Nike (NKE) had a strong quarter but still faces challenges in China.
“The [direct-to-consumer] business in China was down, and sales in China still have issues,” Williams Trading Senior Equity Analyst Sam Poser told Yahoo Finance this week (video above). “Given the recent closures, we’d be looking at that very carefully.”
The footwear giant’s China business is still in recovery mode after pandemic-related supply chain issues and a boycott among Chinese consumers toward Western brands caused Nike sales to take a hit last year.
The region — which has also seen activity constrained by the country’s zero policy on COVID — is experiencing another surge in coronavirus cases, prompting Chinese manufacturers to prepare highly isolated “bubbles” that allow them to continue to run business.
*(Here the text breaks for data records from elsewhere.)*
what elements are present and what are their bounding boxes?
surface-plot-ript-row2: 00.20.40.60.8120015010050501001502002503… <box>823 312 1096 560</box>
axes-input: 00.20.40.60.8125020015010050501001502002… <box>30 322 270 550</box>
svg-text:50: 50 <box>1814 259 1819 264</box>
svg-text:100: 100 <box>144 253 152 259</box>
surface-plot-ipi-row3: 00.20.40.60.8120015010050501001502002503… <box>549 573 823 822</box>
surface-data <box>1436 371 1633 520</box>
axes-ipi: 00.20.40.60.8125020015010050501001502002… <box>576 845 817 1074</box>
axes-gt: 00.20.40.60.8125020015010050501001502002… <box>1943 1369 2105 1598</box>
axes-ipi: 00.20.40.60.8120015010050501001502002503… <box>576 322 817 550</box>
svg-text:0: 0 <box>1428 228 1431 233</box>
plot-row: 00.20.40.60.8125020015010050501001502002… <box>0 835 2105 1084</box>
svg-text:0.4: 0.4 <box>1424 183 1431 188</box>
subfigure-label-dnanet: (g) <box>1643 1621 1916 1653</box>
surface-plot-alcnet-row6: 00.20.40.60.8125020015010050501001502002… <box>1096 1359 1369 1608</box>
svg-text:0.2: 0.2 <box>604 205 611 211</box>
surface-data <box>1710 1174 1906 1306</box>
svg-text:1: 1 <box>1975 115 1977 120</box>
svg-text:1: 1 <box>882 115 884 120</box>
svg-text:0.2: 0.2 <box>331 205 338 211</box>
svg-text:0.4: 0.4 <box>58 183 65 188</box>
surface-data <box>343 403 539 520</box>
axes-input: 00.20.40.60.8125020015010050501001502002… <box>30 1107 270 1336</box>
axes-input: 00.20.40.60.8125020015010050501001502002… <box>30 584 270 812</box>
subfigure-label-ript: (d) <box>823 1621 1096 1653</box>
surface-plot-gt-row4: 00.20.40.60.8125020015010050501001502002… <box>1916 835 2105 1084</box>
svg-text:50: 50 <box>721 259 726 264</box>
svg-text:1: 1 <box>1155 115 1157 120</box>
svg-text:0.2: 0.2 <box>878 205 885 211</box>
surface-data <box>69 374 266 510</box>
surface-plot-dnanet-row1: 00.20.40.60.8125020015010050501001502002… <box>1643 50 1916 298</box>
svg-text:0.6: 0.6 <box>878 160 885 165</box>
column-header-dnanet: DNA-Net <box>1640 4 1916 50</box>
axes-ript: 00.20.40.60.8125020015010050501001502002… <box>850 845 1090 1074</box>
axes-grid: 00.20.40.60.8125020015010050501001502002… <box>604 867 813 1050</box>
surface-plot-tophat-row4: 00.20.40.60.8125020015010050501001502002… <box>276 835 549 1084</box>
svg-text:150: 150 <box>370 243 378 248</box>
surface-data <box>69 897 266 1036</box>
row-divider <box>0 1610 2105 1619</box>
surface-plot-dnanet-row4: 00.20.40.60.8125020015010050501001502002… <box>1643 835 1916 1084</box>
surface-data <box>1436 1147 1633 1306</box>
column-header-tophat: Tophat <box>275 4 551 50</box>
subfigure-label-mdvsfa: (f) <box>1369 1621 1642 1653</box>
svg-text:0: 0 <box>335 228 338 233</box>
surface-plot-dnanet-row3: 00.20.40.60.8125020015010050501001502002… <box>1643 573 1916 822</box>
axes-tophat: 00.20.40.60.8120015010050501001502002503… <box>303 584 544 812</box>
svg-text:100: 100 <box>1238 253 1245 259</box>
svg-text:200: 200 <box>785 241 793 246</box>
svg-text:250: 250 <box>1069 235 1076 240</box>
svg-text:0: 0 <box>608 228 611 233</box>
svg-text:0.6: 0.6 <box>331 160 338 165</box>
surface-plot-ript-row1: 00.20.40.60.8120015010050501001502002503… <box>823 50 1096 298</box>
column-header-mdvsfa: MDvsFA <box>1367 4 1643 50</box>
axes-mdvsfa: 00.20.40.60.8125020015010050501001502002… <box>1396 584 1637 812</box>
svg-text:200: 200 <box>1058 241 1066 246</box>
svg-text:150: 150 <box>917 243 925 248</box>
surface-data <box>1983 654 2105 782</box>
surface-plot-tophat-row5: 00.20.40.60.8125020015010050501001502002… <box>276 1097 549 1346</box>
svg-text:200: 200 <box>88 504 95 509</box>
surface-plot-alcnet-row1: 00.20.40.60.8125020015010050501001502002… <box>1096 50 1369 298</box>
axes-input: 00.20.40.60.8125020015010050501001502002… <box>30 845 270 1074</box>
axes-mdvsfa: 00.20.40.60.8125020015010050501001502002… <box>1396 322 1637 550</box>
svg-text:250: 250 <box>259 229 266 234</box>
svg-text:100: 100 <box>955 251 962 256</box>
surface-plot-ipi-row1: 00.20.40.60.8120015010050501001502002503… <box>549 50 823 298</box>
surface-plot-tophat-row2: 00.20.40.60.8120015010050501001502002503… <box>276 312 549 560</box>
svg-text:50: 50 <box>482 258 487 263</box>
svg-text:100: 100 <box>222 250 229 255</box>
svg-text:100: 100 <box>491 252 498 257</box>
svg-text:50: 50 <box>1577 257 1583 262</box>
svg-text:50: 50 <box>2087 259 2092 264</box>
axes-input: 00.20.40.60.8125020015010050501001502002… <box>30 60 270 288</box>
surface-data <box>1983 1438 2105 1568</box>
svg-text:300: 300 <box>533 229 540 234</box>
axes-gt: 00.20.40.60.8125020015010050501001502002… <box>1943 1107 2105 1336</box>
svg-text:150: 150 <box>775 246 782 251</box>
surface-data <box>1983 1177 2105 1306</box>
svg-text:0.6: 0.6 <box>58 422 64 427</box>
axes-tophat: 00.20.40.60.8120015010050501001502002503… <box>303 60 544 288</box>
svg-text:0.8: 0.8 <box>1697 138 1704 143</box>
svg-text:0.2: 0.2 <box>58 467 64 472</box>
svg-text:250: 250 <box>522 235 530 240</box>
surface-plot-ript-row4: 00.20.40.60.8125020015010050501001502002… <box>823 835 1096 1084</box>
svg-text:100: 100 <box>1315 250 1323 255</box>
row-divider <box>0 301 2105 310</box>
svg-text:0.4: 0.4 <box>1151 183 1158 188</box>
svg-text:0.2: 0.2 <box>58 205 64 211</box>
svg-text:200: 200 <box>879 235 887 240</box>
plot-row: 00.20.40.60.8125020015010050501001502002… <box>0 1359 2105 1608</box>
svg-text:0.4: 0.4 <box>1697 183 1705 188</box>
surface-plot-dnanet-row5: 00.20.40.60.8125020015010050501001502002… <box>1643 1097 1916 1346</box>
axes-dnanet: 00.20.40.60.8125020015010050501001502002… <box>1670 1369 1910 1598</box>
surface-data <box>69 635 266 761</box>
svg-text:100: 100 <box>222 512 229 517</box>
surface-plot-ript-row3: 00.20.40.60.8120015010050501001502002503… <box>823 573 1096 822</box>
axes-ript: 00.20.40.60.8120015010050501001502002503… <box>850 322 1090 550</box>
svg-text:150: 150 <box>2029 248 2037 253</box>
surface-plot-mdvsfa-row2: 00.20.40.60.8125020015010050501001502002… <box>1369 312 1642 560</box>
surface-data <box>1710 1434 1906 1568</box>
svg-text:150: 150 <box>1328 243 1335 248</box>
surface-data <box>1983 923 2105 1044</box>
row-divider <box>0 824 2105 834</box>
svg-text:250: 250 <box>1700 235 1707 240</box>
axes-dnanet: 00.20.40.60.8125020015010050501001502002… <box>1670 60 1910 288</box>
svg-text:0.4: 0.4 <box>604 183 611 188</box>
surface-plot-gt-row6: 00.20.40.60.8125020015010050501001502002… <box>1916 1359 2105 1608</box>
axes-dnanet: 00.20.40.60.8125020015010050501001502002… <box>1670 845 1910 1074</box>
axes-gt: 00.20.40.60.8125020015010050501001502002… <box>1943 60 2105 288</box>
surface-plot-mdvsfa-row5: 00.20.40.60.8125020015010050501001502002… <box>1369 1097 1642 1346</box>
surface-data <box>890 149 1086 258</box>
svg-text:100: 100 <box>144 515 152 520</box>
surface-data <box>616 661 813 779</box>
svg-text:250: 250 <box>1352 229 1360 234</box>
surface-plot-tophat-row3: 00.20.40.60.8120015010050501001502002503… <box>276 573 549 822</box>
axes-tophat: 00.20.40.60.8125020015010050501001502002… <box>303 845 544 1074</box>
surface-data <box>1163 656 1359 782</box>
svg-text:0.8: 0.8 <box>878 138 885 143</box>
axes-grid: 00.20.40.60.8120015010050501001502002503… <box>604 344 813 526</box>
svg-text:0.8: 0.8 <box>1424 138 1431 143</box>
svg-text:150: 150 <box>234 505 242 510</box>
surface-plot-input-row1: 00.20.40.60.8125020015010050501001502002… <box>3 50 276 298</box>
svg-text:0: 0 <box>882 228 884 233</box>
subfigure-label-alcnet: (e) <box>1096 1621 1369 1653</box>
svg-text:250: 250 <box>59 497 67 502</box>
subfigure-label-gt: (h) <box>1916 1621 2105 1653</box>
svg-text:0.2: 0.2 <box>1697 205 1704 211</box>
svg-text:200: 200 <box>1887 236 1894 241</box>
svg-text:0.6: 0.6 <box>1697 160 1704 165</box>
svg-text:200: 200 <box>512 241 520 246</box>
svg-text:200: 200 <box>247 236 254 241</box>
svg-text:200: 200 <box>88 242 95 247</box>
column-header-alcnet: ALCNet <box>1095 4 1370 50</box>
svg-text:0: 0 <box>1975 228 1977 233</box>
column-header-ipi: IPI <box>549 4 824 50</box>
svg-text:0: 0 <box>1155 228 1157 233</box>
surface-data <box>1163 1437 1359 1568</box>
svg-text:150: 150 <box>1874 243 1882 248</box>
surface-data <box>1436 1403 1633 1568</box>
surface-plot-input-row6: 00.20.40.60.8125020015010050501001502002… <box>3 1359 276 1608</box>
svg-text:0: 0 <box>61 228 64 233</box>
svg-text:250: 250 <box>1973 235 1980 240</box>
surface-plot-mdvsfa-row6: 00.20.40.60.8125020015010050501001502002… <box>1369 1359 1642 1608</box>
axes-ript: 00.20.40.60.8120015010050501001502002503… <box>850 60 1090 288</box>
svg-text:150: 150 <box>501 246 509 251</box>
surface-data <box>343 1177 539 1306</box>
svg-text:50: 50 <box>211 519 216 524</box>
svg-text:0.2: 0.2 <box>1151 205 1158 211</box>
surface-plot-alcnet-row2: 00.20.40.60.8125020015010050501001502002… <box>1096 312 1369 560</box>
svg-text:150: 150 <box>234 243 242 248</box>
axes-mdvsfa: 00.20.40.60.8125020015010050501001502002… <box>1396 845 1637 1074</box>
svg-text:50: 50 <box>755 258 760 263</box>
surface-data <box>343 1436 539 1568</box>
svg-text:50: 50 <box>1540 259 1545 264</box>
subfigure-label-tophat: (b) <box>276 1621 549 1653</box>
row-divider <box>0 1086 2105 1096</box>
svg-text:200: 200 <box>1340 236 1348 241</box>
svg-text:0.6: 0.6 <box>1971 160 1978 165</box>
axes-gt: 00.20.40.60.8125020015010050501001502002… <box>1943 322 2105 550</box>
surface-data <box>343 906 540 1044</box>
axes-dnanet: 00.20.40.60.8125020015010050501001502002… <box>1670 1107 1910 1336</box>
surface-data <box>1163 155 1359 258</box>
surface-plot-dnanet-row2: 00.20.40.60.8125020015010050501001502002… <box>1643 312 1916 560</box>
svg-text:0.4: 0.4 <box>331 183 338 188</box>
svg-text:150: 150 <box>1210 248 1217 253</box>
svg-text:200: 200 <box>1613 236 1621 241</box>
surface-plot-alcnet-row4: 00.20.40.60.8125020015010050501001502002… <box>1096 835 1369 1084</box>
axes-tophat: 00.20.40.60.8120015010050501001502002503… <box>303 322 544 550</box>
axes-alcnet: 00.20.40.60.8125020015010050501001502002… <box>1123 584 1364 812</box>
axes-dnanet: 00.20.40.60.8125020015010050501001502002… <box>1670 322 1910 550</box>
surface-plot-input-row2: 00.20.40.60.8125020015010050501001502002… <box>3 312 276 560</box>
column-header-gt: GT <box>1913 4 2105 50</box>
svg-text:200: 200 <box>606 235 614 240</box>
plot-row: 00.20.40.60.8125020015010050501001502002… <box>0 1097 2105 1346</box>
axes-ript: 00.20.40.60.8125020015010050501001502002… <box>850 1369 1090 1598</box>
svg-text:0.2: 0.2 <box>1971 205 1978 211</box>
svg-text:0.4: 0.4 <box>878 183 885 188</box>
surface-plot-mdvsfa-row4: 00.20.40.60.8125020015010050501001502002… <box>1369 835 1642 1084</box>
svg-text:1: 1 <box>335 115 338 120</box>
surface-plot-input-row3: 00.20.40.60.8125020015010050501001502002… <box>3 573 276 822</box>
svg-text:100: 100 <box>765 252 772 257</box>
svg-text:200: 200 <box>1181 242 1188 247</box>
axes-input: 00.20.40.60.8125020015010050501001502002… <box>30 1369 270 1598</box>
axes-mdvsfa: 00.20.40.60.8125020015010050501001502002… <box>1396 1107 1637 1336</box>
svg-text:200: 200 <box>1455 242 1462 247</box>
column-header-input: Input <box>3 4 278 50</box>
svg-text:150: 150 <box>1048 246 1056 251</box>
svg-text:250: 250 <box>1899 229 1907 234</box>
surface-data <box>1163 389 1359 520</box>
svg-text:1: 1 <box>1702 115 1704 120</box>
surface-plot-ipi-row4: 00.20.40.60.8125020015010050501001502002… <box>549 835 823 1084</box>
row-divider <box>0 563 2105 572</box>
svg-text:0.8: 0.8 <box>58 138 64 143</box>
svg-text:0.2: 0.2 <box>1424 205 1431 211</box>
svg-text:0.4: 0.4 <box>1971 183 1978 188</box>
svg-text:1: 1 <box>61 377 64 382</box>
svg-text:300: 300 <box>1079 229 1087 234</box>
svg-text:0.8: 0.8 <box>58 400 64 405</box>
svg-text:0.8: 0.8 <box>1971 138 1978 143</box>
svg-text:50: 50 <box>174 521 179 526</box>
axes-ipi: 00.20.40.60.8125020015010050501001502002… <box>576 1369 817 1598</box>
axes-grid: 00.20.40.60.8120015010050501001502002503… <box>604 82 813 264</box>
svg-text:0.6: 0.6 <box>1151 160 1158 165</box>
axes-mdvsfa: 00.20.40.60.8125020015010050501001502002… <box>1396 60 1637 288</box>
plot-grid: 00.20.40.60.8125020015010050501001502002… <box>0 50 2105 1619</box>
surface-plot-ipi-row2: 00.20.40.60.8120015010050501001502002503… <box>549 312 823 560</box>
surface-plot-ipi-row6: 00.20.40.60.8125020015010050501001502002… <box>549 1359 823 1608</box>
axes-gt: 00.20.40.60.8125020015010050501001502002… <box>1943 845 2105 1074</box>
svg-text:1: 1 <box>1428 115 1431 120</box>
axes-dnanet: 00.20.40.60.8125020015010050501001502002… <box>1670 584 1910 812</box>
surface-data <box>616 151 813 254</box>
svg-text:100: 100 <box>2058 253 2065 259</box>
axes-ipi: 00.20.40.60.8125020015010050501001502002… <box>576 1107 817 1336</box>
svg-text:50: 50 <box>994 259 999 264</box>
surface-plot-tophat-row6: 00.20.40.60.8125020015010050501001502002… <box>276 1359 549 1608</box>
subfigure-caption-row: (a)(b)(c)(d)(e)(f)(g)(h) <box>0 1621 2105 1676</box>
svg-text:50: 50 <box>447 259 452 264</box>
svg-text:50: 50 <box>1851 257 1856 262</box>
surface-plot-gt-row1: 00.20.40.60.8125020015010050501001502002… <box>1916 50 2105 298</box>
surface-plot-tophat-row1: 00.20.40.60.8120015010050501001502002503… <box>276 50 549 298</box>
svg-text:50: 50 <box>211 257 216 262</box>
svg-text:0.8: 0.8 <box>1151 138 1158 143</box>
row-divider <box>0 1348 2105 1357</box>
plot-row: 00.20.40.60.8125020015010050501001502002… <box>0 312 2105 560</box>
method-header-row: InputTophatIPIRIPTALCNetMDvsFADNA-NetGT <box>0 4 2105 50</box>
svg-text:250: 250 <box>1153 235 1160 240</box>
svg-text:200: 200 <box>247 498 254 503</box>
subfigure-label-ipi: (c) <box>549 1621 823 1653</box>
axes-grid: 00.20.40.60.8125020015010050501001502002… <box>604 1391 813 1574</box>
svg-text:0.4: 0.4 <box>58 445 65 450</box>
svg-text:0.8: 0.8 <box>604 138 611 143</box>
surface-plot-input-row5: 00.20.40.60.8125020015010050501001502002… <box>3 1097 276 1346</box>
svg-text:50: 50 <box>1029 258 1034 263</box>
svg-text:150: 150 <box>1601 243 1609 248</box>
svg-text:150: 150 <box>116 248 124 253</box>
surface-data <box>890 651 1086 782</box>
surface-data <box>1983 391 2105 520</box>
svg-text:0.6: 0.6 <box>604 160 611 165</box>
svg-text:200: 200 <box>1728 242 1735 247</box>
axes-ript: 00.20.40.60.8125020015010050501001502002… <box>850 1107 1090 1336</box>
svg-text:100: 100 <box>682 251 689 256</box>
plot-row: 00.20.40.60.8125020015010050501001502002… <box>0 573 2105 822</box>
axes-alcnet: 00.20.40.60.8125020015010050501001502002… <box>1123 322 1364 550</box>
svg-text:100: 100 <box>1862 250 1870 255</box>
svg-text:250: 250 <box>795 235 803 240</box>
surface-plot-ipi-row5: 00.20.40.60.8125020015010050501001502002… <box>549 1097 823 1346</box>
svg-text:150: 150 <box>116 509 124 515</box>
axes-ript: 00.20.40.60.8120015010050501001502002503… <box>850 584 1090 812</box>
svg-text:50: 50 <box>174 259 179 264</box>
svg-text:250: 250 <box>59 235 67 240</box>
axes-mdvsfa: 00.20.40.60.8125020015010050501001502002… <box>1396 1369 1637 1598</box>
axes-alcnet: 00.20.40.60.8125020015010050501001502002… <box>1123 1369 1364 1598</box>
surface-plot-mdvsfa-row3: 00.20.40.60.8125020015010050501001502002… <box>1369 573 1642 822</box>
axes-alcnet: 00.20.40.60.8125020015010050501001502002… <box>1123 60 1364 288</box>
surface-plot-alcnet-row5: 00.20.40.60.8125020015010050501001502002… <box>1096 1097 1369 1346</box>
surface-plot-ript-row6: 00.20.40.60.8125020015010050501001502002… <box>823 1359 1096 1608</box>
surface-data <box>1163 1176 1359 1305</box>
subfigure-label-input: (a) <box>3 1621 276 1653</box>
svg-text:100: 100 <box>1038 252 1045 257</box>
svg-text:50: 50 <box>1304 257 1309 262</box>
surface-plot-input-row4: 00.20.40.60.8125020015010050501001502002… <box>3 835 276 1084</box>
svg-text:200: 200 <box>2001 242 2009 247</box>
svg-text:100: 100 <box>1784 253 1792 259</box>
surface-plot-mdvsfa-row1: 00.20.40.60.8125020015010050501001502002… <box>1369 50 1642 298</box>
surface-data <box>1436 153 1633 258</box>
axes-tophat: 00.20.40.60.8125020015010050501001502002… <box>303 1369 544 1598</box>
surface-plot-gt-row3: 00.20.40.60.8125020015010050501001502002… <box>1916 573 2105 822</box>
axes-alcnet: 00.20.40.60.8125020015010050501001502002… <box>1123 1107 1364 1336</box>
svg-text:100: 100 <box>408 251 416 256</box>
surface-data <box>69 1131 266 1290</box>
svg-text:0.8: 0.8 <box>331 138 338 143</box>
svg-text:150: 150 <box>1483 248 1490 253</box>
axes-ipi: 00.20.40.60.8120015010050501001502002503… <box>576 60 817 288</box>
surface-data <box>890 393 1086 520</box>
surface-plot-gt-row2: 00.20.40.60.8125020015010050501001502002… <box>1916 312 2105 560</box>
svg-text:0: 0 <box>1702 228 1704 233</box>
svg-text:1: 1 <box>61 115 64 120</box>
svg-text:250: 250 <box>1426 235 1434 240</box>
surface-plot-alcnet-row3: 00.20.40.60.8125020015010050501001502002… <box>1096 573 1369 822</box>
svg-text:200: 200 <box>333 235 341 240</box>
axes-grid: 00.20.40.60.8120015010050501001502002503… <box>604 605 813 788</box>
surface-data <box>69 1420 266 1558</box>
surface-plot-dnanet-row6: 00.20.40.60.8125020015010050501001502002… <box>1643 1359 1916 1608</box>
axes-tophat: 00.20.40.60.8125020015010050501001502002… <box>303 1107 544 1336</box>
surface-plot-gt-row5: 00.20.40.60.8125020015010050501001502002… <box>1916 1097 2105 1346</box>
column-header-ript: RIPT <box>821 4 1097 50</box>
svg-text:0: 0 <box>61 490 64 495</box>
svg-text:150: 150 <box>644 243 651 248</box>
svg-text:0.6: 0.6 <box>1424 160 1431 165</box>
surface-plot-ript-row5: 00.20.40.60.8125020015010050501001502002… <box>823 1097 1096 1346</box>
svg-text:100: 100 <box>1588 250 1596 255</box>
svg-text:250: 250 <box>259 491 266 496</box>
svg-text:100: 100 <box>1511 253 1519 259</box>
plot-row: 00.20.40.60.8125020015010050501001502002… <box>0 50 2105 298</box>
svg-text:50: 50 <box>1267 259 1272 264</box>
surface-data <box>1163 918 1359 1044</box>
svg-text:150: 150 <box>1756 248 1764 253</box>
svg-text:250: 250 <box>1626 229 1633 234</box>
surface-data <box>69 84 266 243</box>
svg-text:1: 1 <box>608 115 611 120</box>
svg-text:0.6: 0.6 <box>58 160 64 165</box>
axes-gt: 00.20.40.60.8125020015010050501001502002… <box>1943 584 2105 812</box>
Nike’s fourth-quarter revenue for Greater China was $2.16 billion, falling just over 5% year-over-year. But Poser remains focused on “what’s happening next, especially out of China, which was slightly better than what we anticipated, but not great.”
Nike’s overall positive performance involved strong results from its digital and direct-to-consumer (DTC) businesses: The company’s direct sales were $4.6 billion, up 15% from a reported basis and up 17% on a currency-neutral basis.
But those gains were offset by the wholesale and digital decline in Greater China.
The swoosh brand has moved more aggressively toward a DTC strategy — which led it to cut ties with DSW, Urban Outfitters, Shoe Show, and more retailers.
“The mix of business to DTC really does help them fairly dramatically because it takes a lot of pressure off the supply chain for every one pair they sell themselves,” Poser added. “They basically have to sell two pairs to a wholesale account. It appears as if they did a bit of maneuvering.”
During the post-earnings conference call, CEO John Donahoe cleared the air about the “confusion” around the partnership with retailer Foot Locker.
“To be crystal clear: Foot Locker always has been, and always will be a large and important partner of Nike’s and that’ll continue to be the case,” Donahoe said. “They’ll have a very distinct role in our marketplace strategy as a wholesaler with particular focus on the culture of basketball on the sneaker culture and on kids, which is a really big and important opportunity for us.”
UBS Analyst Jay Sole currently has a ‘Buy’ rating with a $173 price target.
“Nike will be a long-term outperformer, in our view,” Sole wrote in a note to clients following the earnings report. “The company’s investments in product innovation, supply chain speed, and digital are unlocking what is likely a multiyear period of above-average growth. We forecast a 16% 4-yr. EPS [Compound Annual Growth Rate] CAGR. We believe this growth rate, plus Nike’s enduring global brand relevance, justify a 33x [price to earnings ratio] P/E.”